Returning to Lady Gaga, although she has withdrawn somewhat from the overtly Gnostic imagery, she still enjoys at least a part of her fame as a sort of artistic chaplain to the LGBT+ movement. One may even call her an ‘early adopter’, since she not only endorsed the precepts of the movement, but enshrined them and promulgated them through media which influence the subconscious assumptions of millions. For all the complaining the ‘sexual left’ may do regarding their ‘oppression’ by the Judeo-Christian ancien regime, it is nothing short of astounding to see the alacrity with which multi-billion dollar corporations and the ultra-wealthy compete with each other in their superlative, breathless endorsements of any of the new tenets which reinforce the myth of the ‘new humanity’. What Lady Gaga could not say with her lips, she said with her gun; similarly, what the cultural leftists have not been able to promote with rainbow flags and aggressive cultural proselytization, they are now doing by intimidation and violence.
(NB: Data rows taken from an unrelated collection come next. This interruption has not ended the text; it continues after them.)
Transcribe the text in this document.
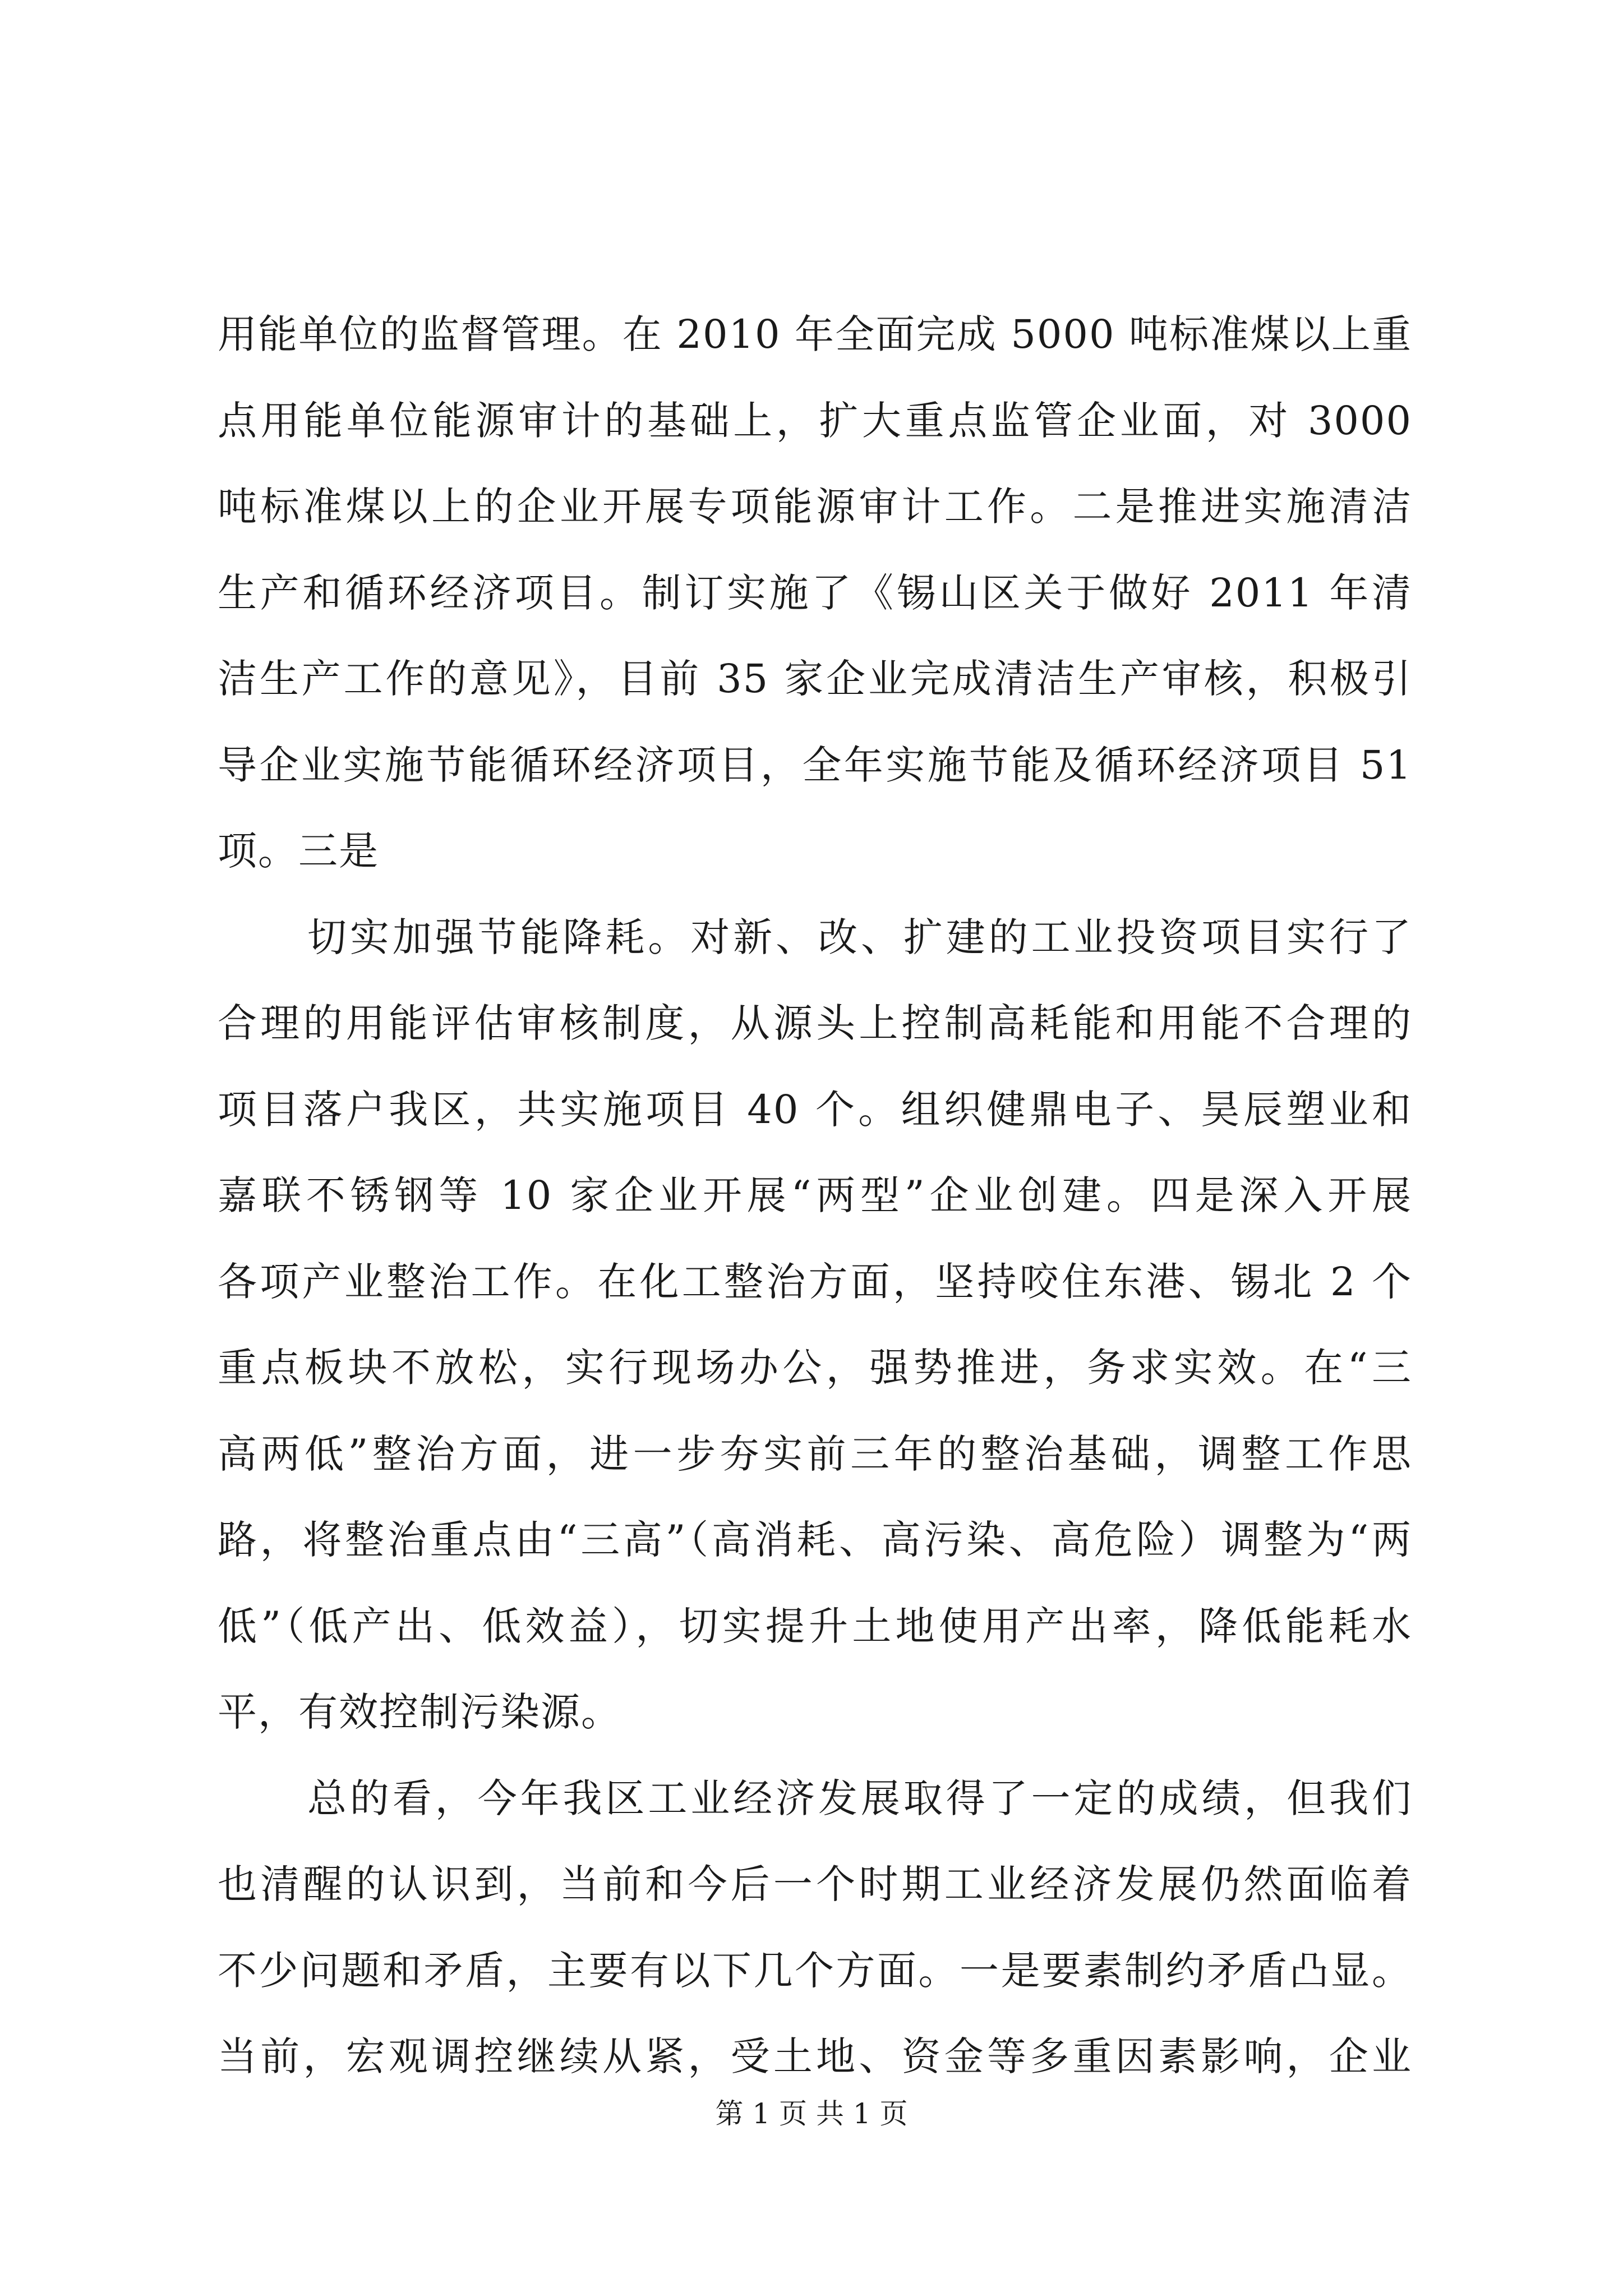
用能单位的监督管理。在 2010 年全面完成 5000 吨标准煤以上重
点用能单位能源审计的基础上，扩大重点监管企业面，对 3000
吨标准煤以上的企业开展专项能源审计工作。二是推进实施清洁
生产和循环经济项目。制订实施了《锡山区关于做好 2011 年清
洁生产工作的意见》，目前 35 家企业完成清洁生产审核，积极引
导企业实施节能循环经济项目，全年实施节能及循环经济项目 51
项。三是
切实加强节能降耗。对新、改、扩建的工业投资项目实行了
合理的用能评估审核制度，从源头上控制高耗能和用能不合理的
项目落户我区，共实施项目 40 个。组织健鼎电子、昊辰塑业和
嘉联不锈钢等 10 家企业开展“两型”企业创建。四是深入开展
各项产业整治工作。在化工整治方面，坚持咬住东港、锡北 2 个
重点板块不放松，实行现场办公，强势推进，务求实效。在“三
高两低”整治方面，进一步夯实前三年的整治基础，调整工作思
路，将整治重点由“三高”（高消耗、高污染、高危险）调整为“两
低”（低产出、低效益），切实提升土地使用产出率，降低能耗水
平，有效控制污染源。
总的看，今年我区工业经济发展取得了一定的成绩，但我们
也清醒的认识到，当前和今后一个时期工业经济发展仍然面临着
不少问题和矛盾，主要有以下几个方面。一是要素制约矛盾凸显。
当前，宏观调控继续从紧，受土地、资金等多重因素影响，企业
第 1 页 共 1 页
The Gnostic March still continues apace in the West today, backed by all the treasure and power that the world can muster. Anyone who publically resists them will experience rejection and persecution. Many of us have been disowned by family and friends as a result of our holding to the ‘old ways’. For far too long, conservatives and traditionalists have tried to promote political and legal agendas in order to prop up the decaying corpse of Christendom. Yet, none of our efforts will prevail so long as we do not have a counterpoint to people like Lady Gaga, the Gnostic Bard. The places to exercise our influence now are precisely where they have hegemony: the arts and education. The architects of the Sexual Revolution first attacked art, architecture and music before they were able to dismantle our social mores. They subverted and corrupted before they were able to supplant and invert public morals. Lady Gaga’s vision, beyond the technobeats and synthetic, algorithmically addictive music, is the blueprint of the new origin myth for the ‘new man’. Just like the Gnostic myths of old, they are intrinsically incoherent, and end in the dissolution of the self and of society. We have a myth of our own, but as G.K. Chesterton said, it is a fairy tale that also happens to be true: that the new humanity began, not as the progeny of a monstrous demiurge, but in the humble stable of Bethlehem, in the heart of a human family. The true light began to shine there, and the darkness will never overcome him.